Home of the Faraway Heart
Bruce Goff's Prairie Postmodernism
Bruce Goff established a home and studio in Price Tower in Bartlesville, Oklahoma in 1955. He had been close to the Price family for years, particularly Joe Price, an avid collector of Edo-period art who became a patron of Goff’s eccentric and imaginative architecture. In 1956, Price commissioned Goff to build him “an escape from the pressures of society…a world emphasizing ultimate comfort both mentally and physically…without the barriers of preconceived notions, customs and habits.” The result, Shin’en Kan (meaning “home of the faraway heart” in Japanese and named after the Edo artist Ito Jakuchu’s studio), became one of Goff’s most fully-realized (and lavish) expressions of his idiosyncratic style.
Built on an open, triangular floor plan, the home was centered around a sunken hexagonal seating area with plush white carpet (visitors were instructed to take their shoes off at the door). Thin strips of iridescent plastic hung from the ceiling—which was covered in white goose feathers—walls were coated with gold-anodized aluminum and supports were constructed from craggy stones and turquoise glass cullets. Price’s collection of Japanese screens and monumental scrolls decorated the luxe space.
The present lots are original architectural elements from Shin’en Kan; the design of the windows and doors echoes the shape of the central living space, the windows casting shadowy mosaics of hexagons and triangles inside the home. A confounding and entrancing mix of bachelor-pad-grotto, escapist ski-lodge and Japanese spa, Shin’en Kan is one of Goff’s most significant works—so close to his heart that his gravestone features a cullet of glass from the building. Sadly, Shin’en Kan was destroyed by arson in 1996. Its importance endures now only through a small number of furnishings and elements salvaged from the home.
Architecture should express the nature of the individual and not be a matter of fashion.
Bruce Goff is regarded as one of the 20th century’s most iconoclastic architects.

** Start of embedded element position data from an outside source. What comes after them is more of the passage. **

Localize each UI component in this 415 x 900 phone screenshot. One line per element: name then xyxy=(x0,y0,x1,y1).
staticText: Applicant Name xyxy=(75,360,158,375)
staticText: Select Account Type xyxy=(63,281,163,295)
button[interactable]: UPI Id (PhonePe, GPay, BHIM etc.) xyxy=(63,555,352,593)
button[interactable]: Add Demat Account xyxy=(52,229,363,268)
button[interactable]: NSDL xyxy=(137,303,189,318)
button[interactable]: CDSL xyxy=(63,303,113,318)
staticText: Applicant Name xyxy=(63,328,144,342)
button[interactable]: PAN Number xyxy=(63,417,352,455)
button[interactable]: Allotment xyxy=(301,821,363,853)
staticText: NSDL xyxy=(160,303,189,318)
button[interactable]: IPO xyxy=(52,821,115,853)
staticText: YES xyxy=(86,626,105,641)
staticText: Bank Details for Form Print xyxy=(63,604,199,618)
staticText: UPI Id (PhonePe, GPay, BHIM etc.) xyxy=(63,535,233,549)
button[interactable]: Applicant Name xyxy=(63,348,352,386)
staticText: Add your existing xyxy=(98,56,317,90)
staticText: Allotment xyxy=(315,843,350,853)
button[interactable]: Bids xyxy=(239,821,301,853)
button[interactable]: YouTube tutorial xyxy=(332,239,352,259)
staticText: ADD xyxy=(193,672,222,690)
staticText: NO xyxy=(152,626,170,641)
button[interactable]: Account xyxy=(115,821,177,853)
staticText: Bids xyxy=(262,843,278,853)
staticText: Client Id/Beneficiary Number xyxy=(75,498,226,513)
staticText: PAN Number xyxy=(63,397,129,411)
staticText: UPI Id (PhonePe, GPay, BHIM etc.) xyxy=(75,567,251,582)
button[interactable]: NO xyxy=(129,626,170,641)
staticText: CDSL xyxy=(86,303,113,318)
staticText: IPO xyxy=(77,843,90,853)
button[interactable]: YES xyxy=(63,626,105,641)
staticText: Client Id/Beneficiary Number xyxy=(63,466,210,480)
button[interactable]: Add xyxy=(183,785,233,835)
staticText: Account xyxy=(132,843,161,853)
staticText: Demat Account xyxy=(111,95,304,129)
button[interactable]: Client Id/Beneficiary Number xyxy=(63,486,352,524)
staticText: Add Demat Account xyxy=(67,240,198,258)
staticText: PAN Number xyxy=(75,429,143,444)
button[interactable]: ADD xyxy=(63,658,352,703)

He was an early enactor of the Prairie School style but quickly developed a bombastic flair, unbound in its creativity—“designs for the continuous present” as he called them. Goff created outside the confines of history, taste and propriety to create some of the first truly postmodern structures.
Born in Alton, Kansas in 1904, Goff grew up in Denver and Tulsa. He showed artistic talent early on, drawing elaborate castles and cathedrals. At twelve years old, he was apprenticed to the Tulsa architectural firm Rush, Endacott and Rush. By the time he was a teenager, he was designing homes; his first “mature” project, at just twenty-two-years-old, was the towering Boston Avenue Methodist Church in 1926 in Tulsa. A few years previous, he began a correspondence with his idol, Frank Lloyd Wright, who dissuaded Goff from pursuing a formal education and instead encouraged him to develop a unique voice outside of the stifling atmosphere of academia.